Il lui fallut plusieurs secondes avant de se décoller de la porte entrouverte contre laquelle elle s'était réfugiée et d'envisager de tracter la chouette à l'étage du dessus. Elle scrutait la pièce à la recherche d'un balai, d'une canne ou d'un autre instrument qui lui aurait évité d'être en contact direct avec la créature, et quand elle aperçut enfin dans le faisceau de sa lampe la vieille perche d'une trappe à charbon condamnée, Maxine commença à entendre comme du mouvement dans son dos, derrière la porte en bois gondolé. Il s'agissait de raclements lents et subtils pour lesquels elle n'avait pas d'explication. Peut-être la deuxième moitié du couple de chouettes, bien en vie et qu'elle n'entendait que maintenant que son cœur avait cessé son concert dans ses oreilles ?

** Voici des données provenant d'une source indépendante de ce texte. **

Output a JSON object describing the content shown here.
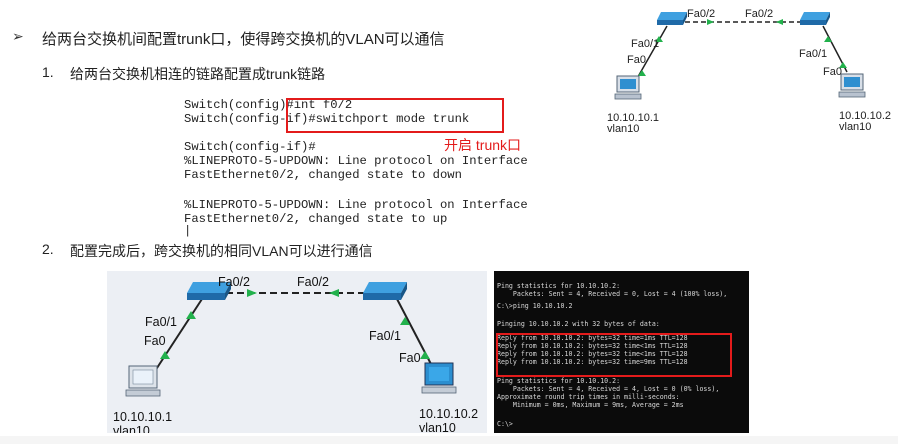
{
  "heading": {
    "arrow": "➢",
    "text": "给两台交换机间配置trunk口，使得跨交换机的VLAN可以通信"
  },
  "steps": [
    {
      "num": "1.",
      "text": "给两台交换机相连的链路配置成trunk链路"
    },
    {
      "num": "2.",
      "text": "配置完成后，跨交换机的相同VLAN可以进行通信"
    }
  ],
  "cli": {
    "lines": [
      "Switch(config)#int f0/2",
      "Switch(config-if)#switchport mode trunk",
      "",
      "Switch(config-if)#",
      "%LINEPROTO-5-UPDOWN: Line protocol on Interface",
      "FastEthernet0/2, changed state to down",
      "",
      "%LINEPROTO-5-UPDOWN: Line protocol on Interface",
      "FastEthernet0/2, changed state to up",
      "|"
    ],
    "annotation": "开启 trunk口"
  },
  "topology_small": {
    "sw_left_port": "Fa0/2",
    "sw_right_port": "Fa0/2",
    "left_uplink": "Fa0/1",
    "left_pc_port": "Fa0",
    "right_uplink": "Fa0/1",
    "right_pc_port": "Fa0",
    "pc_left_ip": "10.10.10.1",
    "pc_left_vlan": "vlan10",
    "pc_right_ip": "10.10.10.2",
    "pc_right_vlan": "vlan10"
  },
  "topology_big": {
    "sw_left_port": "Fa0/2",
    "sw_right_port": "Fa0/2",
    "left_uplink": "Fa0/1",
    "left_pc_port": "Fa0",
    "right_uplink": "Fa0/1",
    "right_pc_port": "Fa0",
    "pc_left_ip": "10.10.10.1",
    "pc_left_vlan": "vlan10",
    "pc_right_ip": "10.10.10.2",
    "pc_right_vlan": "vlan10"
  },
  "terminal": {
    "lines": [
      "Ping statistics for 10.10.10.2:",
      "    Packets: Sent = 4, Received = 0, Lost = 4 (100% loss),",
      "",
      "C:\\>ping 10.10.10.2",
      "",
      "Pinging 10.10.10.2 with 32 bytes of data:",
      "",
      "Reply from 10.10.10.2: bytes=32 time=1ms TTL=128",
      "Reply from 10.10.10.2: bytes=32 time<1ms TTL=128",
      "Reply from 10.10.10.2: bytes=32 time<1ms TTL=128",
      "Reply from 10.10.10.2: bytes=32 time=9ms TTL=128",
      "",
      "Ping statistics for 10.10.10.2:",
      "    Packets: Sent = 4, Received = 4, Lost = 0 (0% loss),",
      "Approximate round trip times in milli-seconds:",
      "    Minimum = 0ms, Maximum = 9ms, Average = 2ms",
      "",
      "",
      "C:\\>"
    ]
  },
  "colors": {
    "accent_red": "#e31b1b",
    "link_green": "#22b14c",
    "switch_blue": "#2a8fd6"
  }
}
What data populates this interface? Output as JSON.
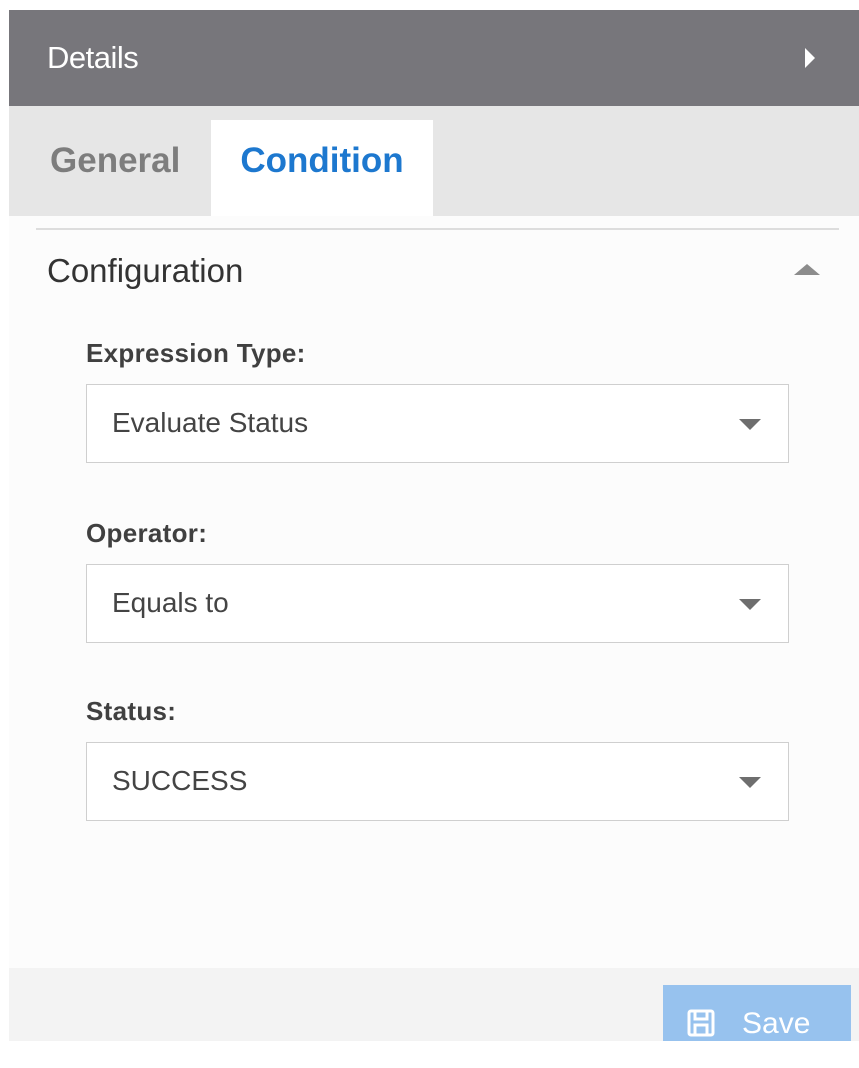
{
  "header": {
    "title": "Details",
    "expand_icon": "chevron-right-icon"
  },
  "tabs": [
    {
      "label": "General",
      "active": false
    },
    {
      "label": "Condition",
      "active": true
    }
  ],
  "section": {
    "title": "Configuration",
    "collapse_icon": "chevron-up-icon",
    "fields": [
      {
        "label": "Expression Type:",
        "value": "Evaluate Status"
      },
      {
        "label": "Operator:",
        "value": "Equals to"
      },
      {
        "label": "Status:",
        "value": "SUCCESS"
      }
    ]
  },
  "footer": {
    "save_label": "Save",
    "save_icon": "save-icon"
  },
  "colors": {
    "header_bg": "#77767b",
    "accent": "#1d78cf",
    "save_button_bg": "#97c2ee"
  }
}
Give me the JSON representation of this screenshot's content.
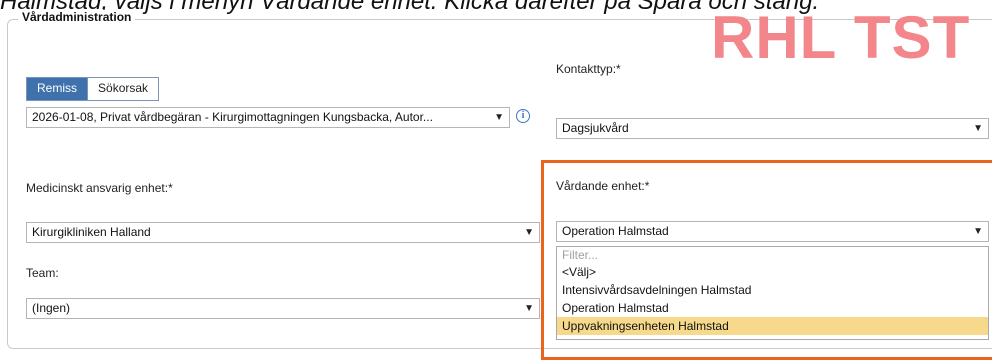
{
  "instruction": "Halmstad, väljs i menyn Vårdande enhet. Klicka därefter på Spara och stäng.",
  "section": {
    "legend": "Vårdadministration"
  },
  "watermark": "RHL TST",
  "referral_toggle": {
    "options": [
      "Remiss",
      "Sökorsak"
    ],
    "selected": "Remiss"
  },
  "referral_select": {
    "value": "2026-01-08, Privat vårdbegäran  - Kirurgimottagningen Kungsbacka, Autor..."
  },
  "contact_type": {
    "label": "Kontakttyp:*",
    "value": "Dagsjukvård"
  },
  "responsible_unit": {
    "label": "Medicinskt ansvarig enhet:*",
    "value": "Kirurgikliniken Halland"
  },
  "care_unit": {
    "label": "Vårdande enhet:*",
    "value": "Operation Halmstad",
    "filter_placeholder": "Filter...",
    "options": [
      "<Välj>",
      "Intensivvårdsavdelningen Halmstad",
      "Operation Halmstad",
      "Uppvakningsenheten Halmstad"
    ],
    "hovered": "Uppvakningsenheten Halmstad"
  },
  "team": {
    "label": "Team:",
    "value": "(Ingen)"
  },
  "icons": {
    "info": "info-icon",
    "dropdown": "chevron-down-icon"
  },
  "colors": {
    "toggle_active": "#3f72ad",
    "highlight_border": "#e8641f",
    "watermark": "#f2868a",
    "hover_option": "#f7d98c"
  }
}
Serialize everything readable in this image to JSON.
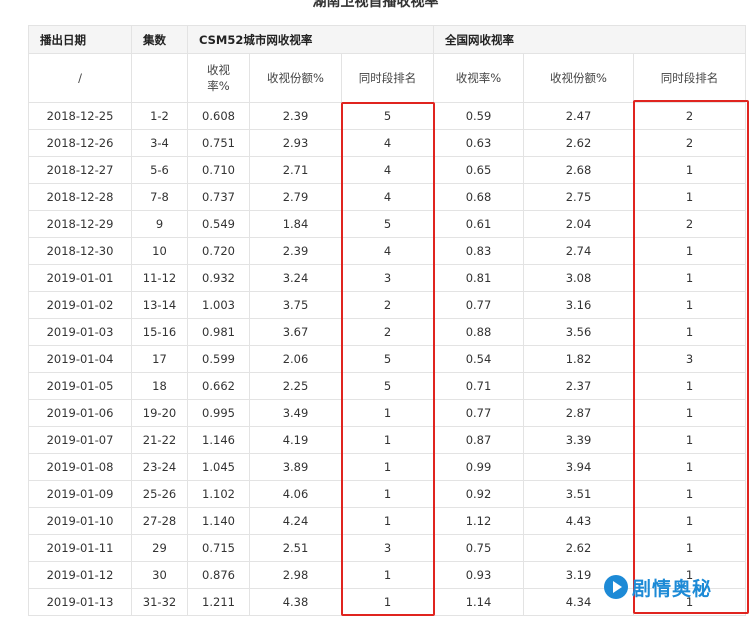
{
  "title": "湖南卫视首播收视率",
  "header": {
    "date": "播出日期",
    "episodes": "集数",
    "csm": "CSM52城市网收视率",
    "national": "全国网收视率"
  },
  "subheader": {
    "slash": "/",
    "rating": "收视率%",
    "share": "收视份额%",
    "rank": "同时段排名",
    "n_rating": "收视率%",
    "n_share": "收视份额%",
    "n_rank": "同时段排名"
  },
  "rows": [
    [
      "2018-12-25",
      "1-2",
      "0.608",
      "2.39",
      "5",
      "0.59",
      "2.47",
      "2"
    ],
    [
      "2018-12-26",
      "3-4",
      "0.751",
      "2.93",
      "4",
      "0.63",
      "2.62",
      "2"
    ],
    [
      "2018-12-27",
      "5-6",
      "0.710",
      "2.71",
      "4",
      "0.65",
      "2.68",
      "1"
    ],
    [
      "2018-12-28",
      "7-8",
      "0.737",
      "2.79",
      "4",
      "0.68",
      "2.75",
      "1"
    ],
    [
      "2018-12-29",
      "9",
      "0.549",
      "1.84",
      "5",
      "0.61",
      "2.04",
      "2"
    ],
    [
      "2018-12-30",
      "10",
      "0.720",
      "2.39",
      "4",
      "0.83",
      "2.74",
      "1"
    ],
    [
      "2019-01-01",
      "11-12",
      "0.932",
      "3.24",
      "3",
      "0.81",
      "3.08",
      "1"
    ],
    [
      "2019-01-02",
      "13-14",
      "1.003",
      "3.75",
      "2",
      "0.77",
      "3.16",
      "1"
    ],
    [
      "2019-01-03",
      "15-16",
      "0.981",
      "3.67",
      "2",
      "0.88",
      "3.56",
      "1"
    ],
    [
      "2019-01-04",
      "17",
      "0.599",
      "2.06",
      "5",
      "0.54",
      "1.82",
      "3"
    ],
    [
      "2019-01-05",
      "18",
      "0.662",
      "2.25",
      "5",
      "0.71",
      "2.37",
      "1"
    ],
    [
      "2019-01-06",
      "19-20",
      "0.995",
      "3.49",
      "1",
      "0.77",
      "2.87",
      "1"
    ],
    [
      "2019-01-07",
      "21-22",
      "1.146",
      "4.19",
      "1",
      "0.87",
      "3.39",
      "1"
    ],
    [
      "2019-01-08",
      "23-24",
      "1.045",
      "3.89",
      "1",
      "0.99",
      "3.94",
      "1"
    ],
    [
      "2019-01-09",
      "25-26",
      "1.102",
      "4.06",
      "1",
      "0.92",
      "3.51",
      "1"
    ],
    [
      "2019-01-10",
      "27-28",
      "1.140",
      "4.24",
      "1",
      "1.12",
      "4.43",
      "1"
    ],
    [
      "2019-01-11",
      "29",
      "0.715",
      "2.51",
      "3",
      "0.75",
      "2.62",
      "1"
    ],
    [
      "2019-01-12",
      "30",
      "0.876",
      "2.98",
      "1",
      "0.93",
      "3.19",
      "1"
    ],
    [
      "2019-01-13",
      "31-32",
      "1.211",
      "4.38",
      "1",
      "1.14",
      "4.34",
      "1"
    ]
  ],
  "watermark": "剧情奥秘",
  "colors": {
    "highlight": "#e0241f",
    "watermark": "#1d8ad6",
    "header_bg": "#f5f5f5"
  }
}
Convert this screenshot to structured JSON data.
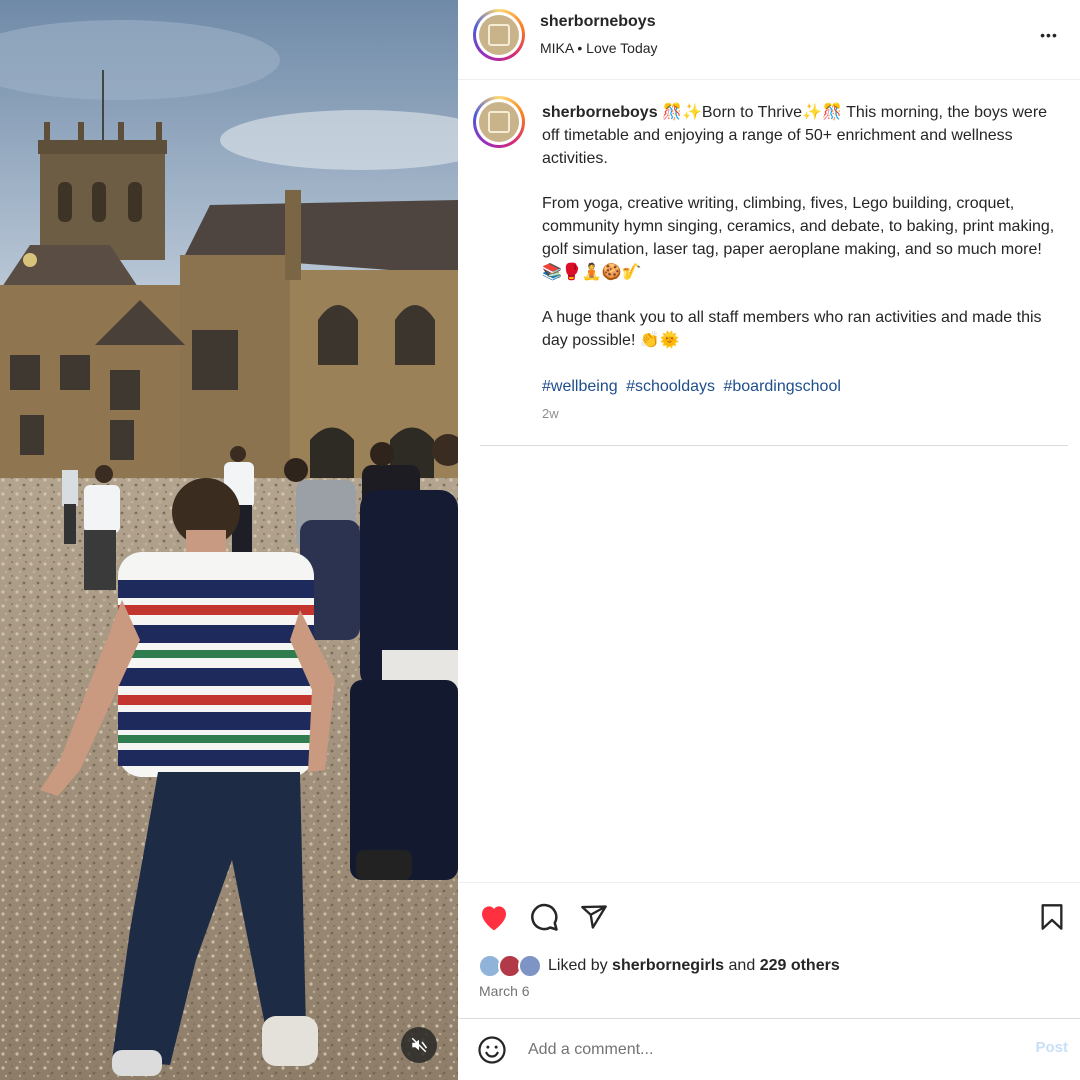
{
  "post": {
    "author": "sherborneboys",
    "audio": "MIKA",
    "audio_separator": "•",
    "audio_track": "Love Today",
    "more_label": "•••"
  },
  "caption": {
    "author": "sherborneboys",
    "paragraph1": " 🎊✨Born to Thrive✨🎊 This morning, the boys were off timetable and enjoying a range of 50+ enrichment and wellness activities.",
    "paragraph2": "From yoga, creative writing, climbing, fives, Lego building, croquet, community hymn singing, ceramics, and debate, to baking, print making, golf simulation, laser tag, paper aeroplane making, and so much more! 📚🥊🧘🍪🎷",
    "paragraph3": "A huge thank you to all staff members who ran activities and made this day possible! 👏🌞",
    "hashtags": [
      "#wellbeing",
      "#schooldays",
      "#boardingschool"
    ],
    "time": "2w"
  },
  "engagement": {
    "liked_prefix": "Liked by",
    "liked_user": "sherbornegirls",
    "liked_and": "and",
    "liked_others": "229 others",
    "date": "March 6"
  },
  "comment": {
    "placeholder": "Add a comment...",
    "post_label": "Post"
  },
  "icons": {
    "like": "heart-filled-icon",
    "comment": "comment-icon",
    "share": "send-icon",
    "save": "bookmark-icon",
    "emoji": "emoji-icon",
    "mute": "speaker-muted-icon"
  },
  "colors": {
    "like_red": "#ff3040",
    "hashtag_blue": "#1f4e8c",
    "post_disabled": "#c7e0f8",
    "muted_text": "#737373"
  }
}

Les bottes campées dans une épaisse couche de vase, Maxine ne chercha pas tout de suite à pousser la porte, se contentant de jeter un œil par l'entrebâillement, en vain. D'aussi loin, même sa lampe ne pouvait pas grand-chose pour l'aider. Elle se rapprocha du chambranle et son nez flaira un courant nauséabond qui ne l'enchanta pas du tout. Elle commençait à avoir le trouillomètre qui grimpait, parce que l'odeur de charogne ne trompait jamais et qu'elle angoissait à l'idée de trouver le cadavre d'un mouton dérivant tranquillement en traînant quelques branches dans sa toison.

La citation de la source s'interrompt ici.